Working wonders
Of all the displays I’m looking forward to seeing this month, now that museums in England have finally reopened their doors, one of the most enticing is also almost certainly the smallest. For Pallant House Gallery in Chichester, director Simon Martin has commissioned more than 30 artists to create miniature artworks for The 2021 Model Art Gallery, a pint-sized palace of art that will complement examples from 1934 and 2000 that are already housed at the gallery. Among the artists contributing in small ways this time are Rachel Whiteread, John Akomfrah and Edmund de Waal (who has made a 2cm-high porcelain vessel). Their works will be installed in an architect-designed model building.

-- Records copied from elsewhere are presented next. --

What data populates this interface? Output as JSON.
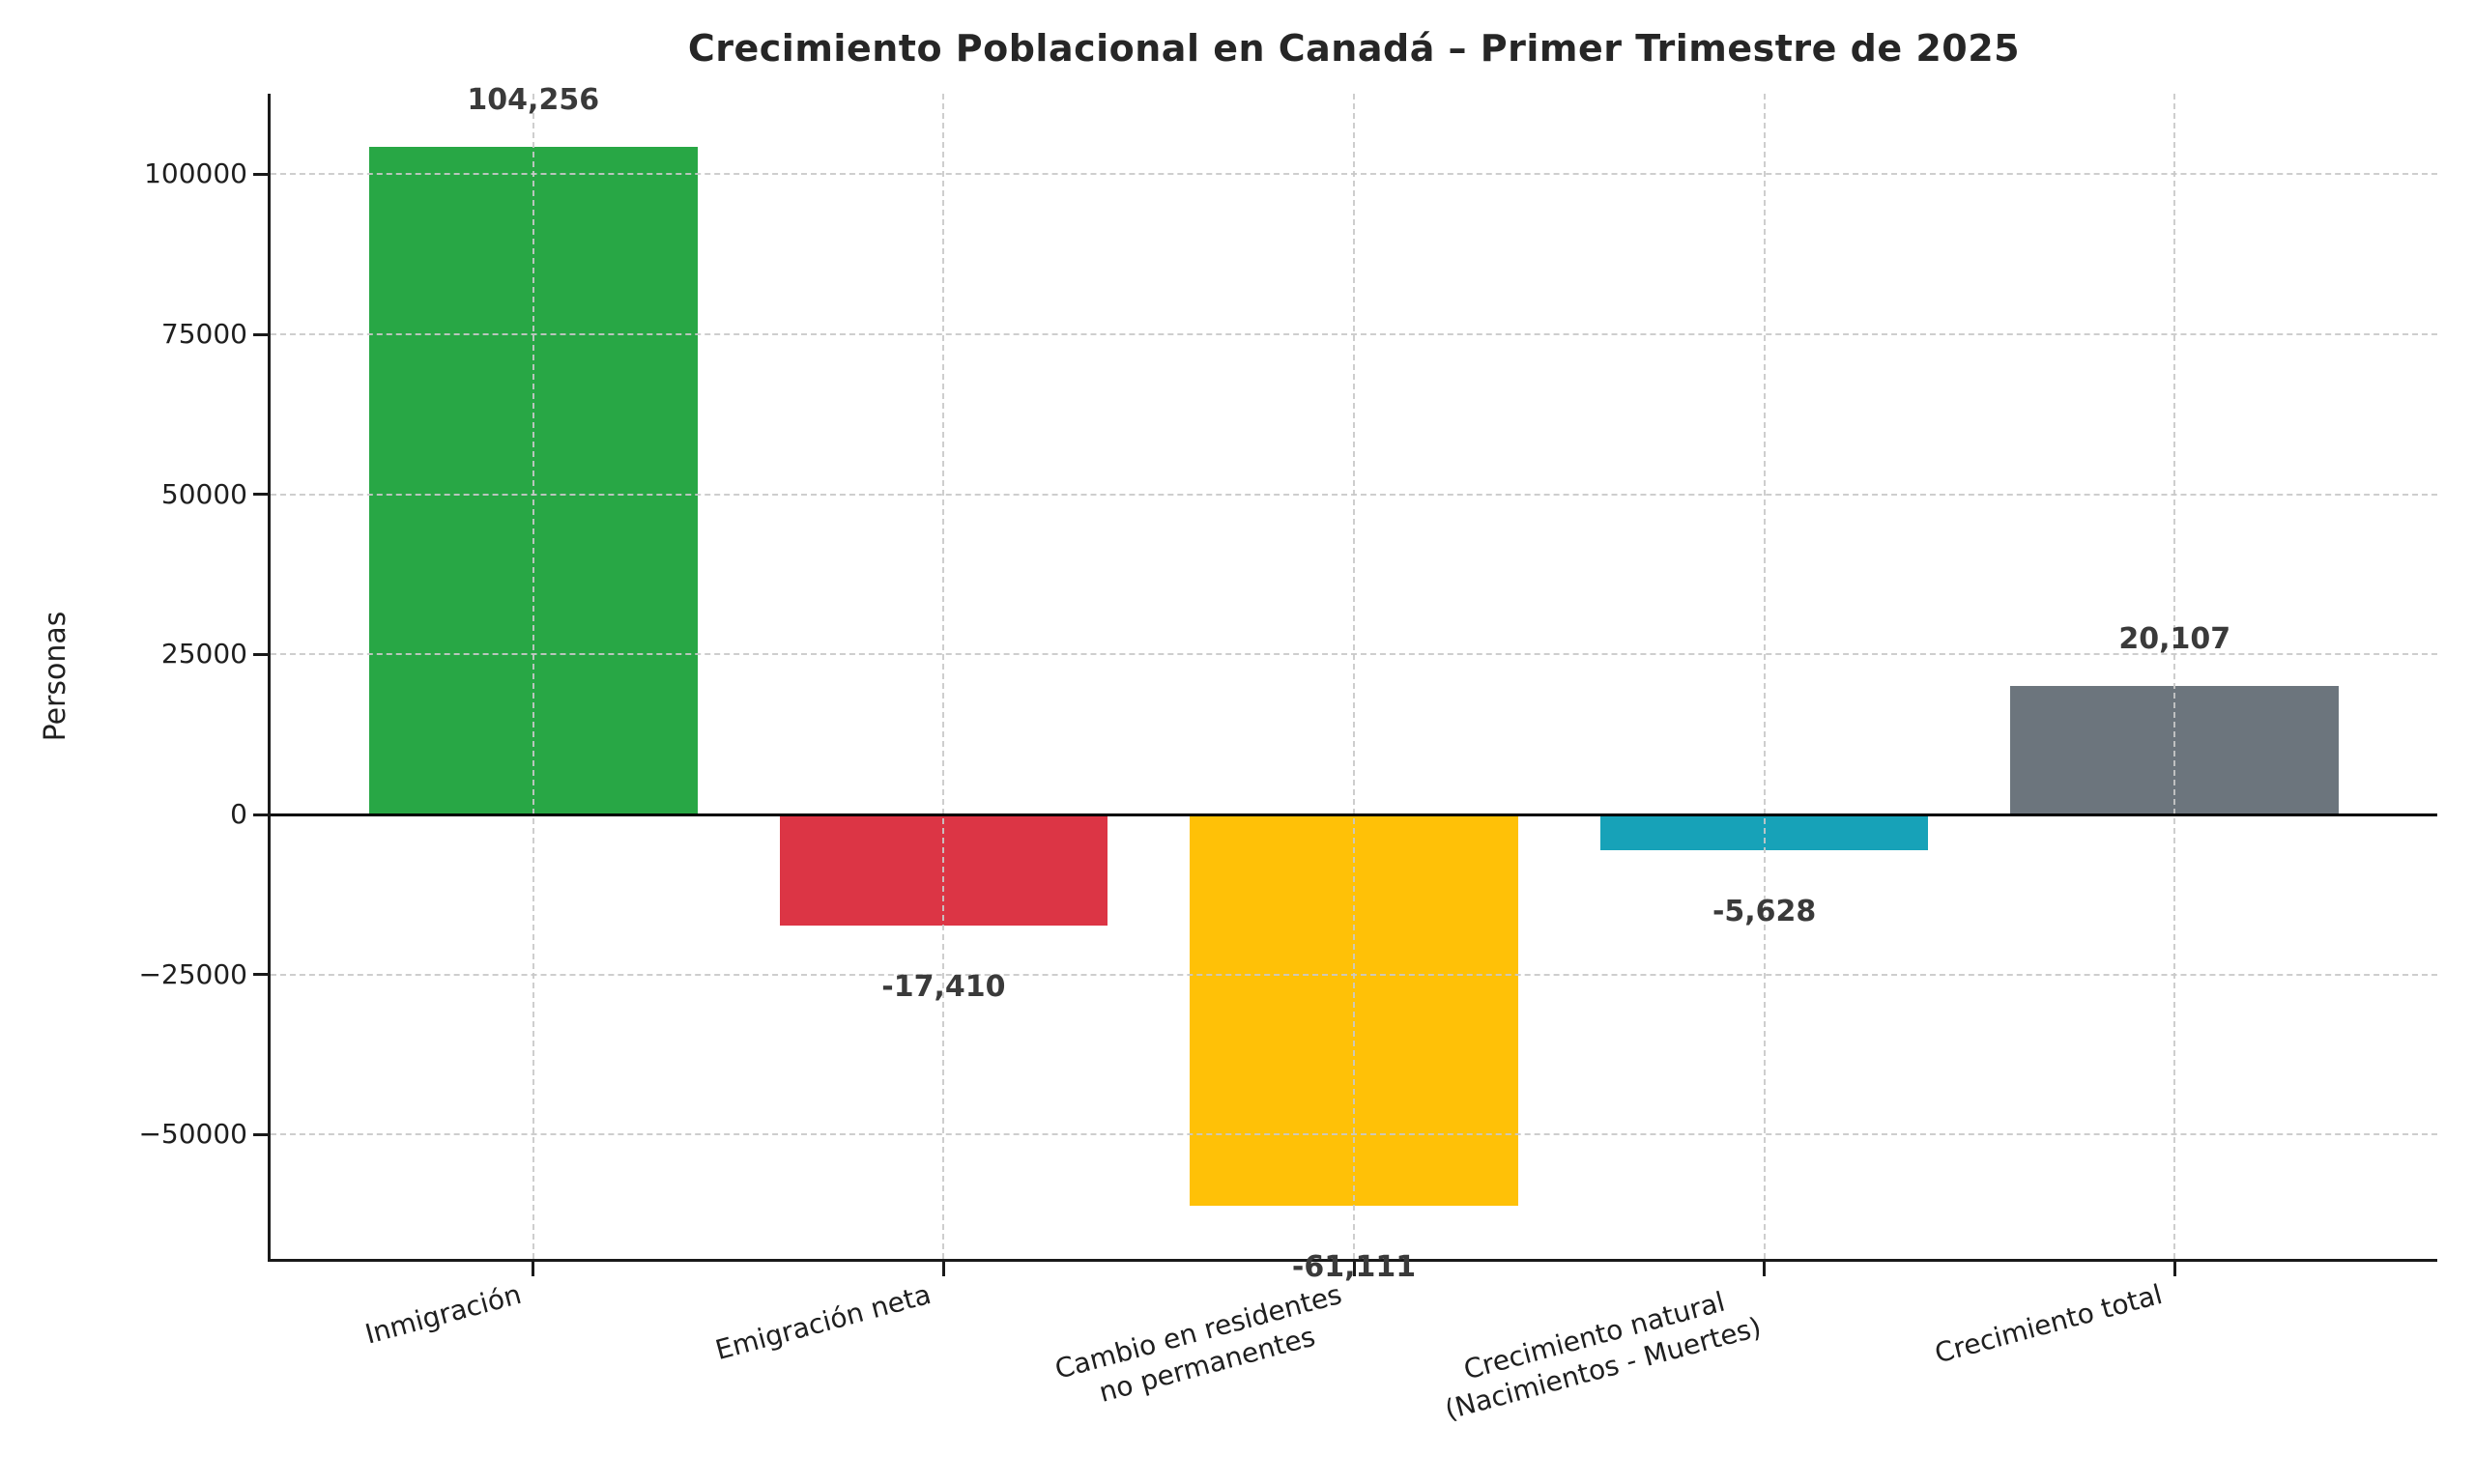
{
  "chart_data": {
    "type": "bar",
    "title": "Crecimiento Poblacional en Canadá – Primer Trimestre de 2025",
    "ylabel": "Personas",
    "xlabel": "",
    "categories": [
      "Inmigración",
      "Emigración neta",
      "Cambio en residentes\nno permanentes",
      "Crecimiento natural\n(Nacimientos - Muertes)",
      "Crecimiento total"
    ],
    "values": [
      104256,
      -17410,
      -61111,
      -5628,
      20107
    ],
    "value_labels": [
      "104,256",
      "-17,410",
      "-61,111",
      "-5,628",
      "20,107"
    ],
    "bar_colors": [
      "#28a745",
      "#dc3545",
      "#ffc107",
      "#17a2b8",
      "#6c757d"
    ],
    "yticks": [
      -50000,
      -25000,
      0,
      25000,
      50000,
      75000,
      100000
    ],
    "ylim": [
      -69400,
      112600
    ],
    "grid": true,
    "grid_style": "dashed",
    "legend_position": "none",
    "x_tick_rotation_deg": 15,
    "colors": {
      "grid": "#c9c9c9",
      "spine": "#1a1a1a",
      "zero_line": "#000000",
      "title_text": "#262626",
      "tick_text": "#1f1f1f",
      "value_label_text": "#3a3a3a",
      "background": "#ffffff"
    }
  }
}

This project is an inventive response to the privations of a year in which all our lives have been diminished. As such, it is a type of creative monument to that experience. Like any anthology though, it is bound to be a time capsule: a particular condensation of contemporary British art at this moment, the future critical assessment of which it is impossible to divine. But that is a game for generations to come. For me, the initial interest will be in gauging whether artists have sought to distil their largerscale works, shrinking them to size, or to work from the ground up, as it were, embracing the constraints and imaginative implications of the miniature. It is captivating to hear that, for her contribution, Caragh Thuring has painted on a support chosen specifically for this project, its material properties intended to coincide with the diminutive display space.
The 2021 Model Art Gallery has not been conceived for children, although it will no doubt appeal to them (I’ve enjoyed hearing from Martin about his efforts to make the model as accessible as possible – not for Lilliputian art lovers, but for any visitor who wants to look into rather than get into the building). As Ben Street reminds us in this issue, art does not come with age classifications in the way that books or films do: children often impart ingenious and insightful responses to complex works of art, while adults may well drift back – happily – into the curious wonder of childhood in the face of great painting or sculpture (see Diary, pp. 27–28).
All manner of arguments are playing out in and around museums at the moment, from battles over their intellectual freedoms (see Forum, pp. 24–25) to disputes about the future of objects collected or looted during the colonial era (see Books, pp. 98–99). Museums should be spaces that welcome rigorous, fair debate – and must be open to change – but I hope that they never cease to be places of wonder, too. It feels apt for the Victoria and Albert Museum to have reopened with an Alice’s Adventures in Wonderland-themed extravaganza (‘Alice: Curiouser and Curiouser’; until 31 December) – a reminder of how museums engage our appetite for fantasy even while they call for our critical judgement.
Surprises of scale, whether monumental or miniature, have a way of inducing wonder. So too do the juxtapositions of collage, whereby elements are moved out of place and pressed into beguiling new contexts. As we are pasted back into versions of our old lives in the months ahead, we may well feel like the world has taken on something of the abrupt contrast so often found in collage – which has a comedy about it, if we approach it in the right way. So another welcome exhibition this month is ‘Peter Blake: Time Traveller’ at Waddington Custot in London, exploring the artist’s commitment to the medium over the course of his long career (18 June–13 August).
Profiling him in this issue, Martin Gayford draws attention to the individualism of Blake’s vision, developed over decades of rummaging in and rearranging the faces and traces of popular culture (see Feature, pp. 48–53). Blake, like his namesake William, lets us imagine other worlds that are possible. Imaginative play is not just for children – it ought to sustain us all.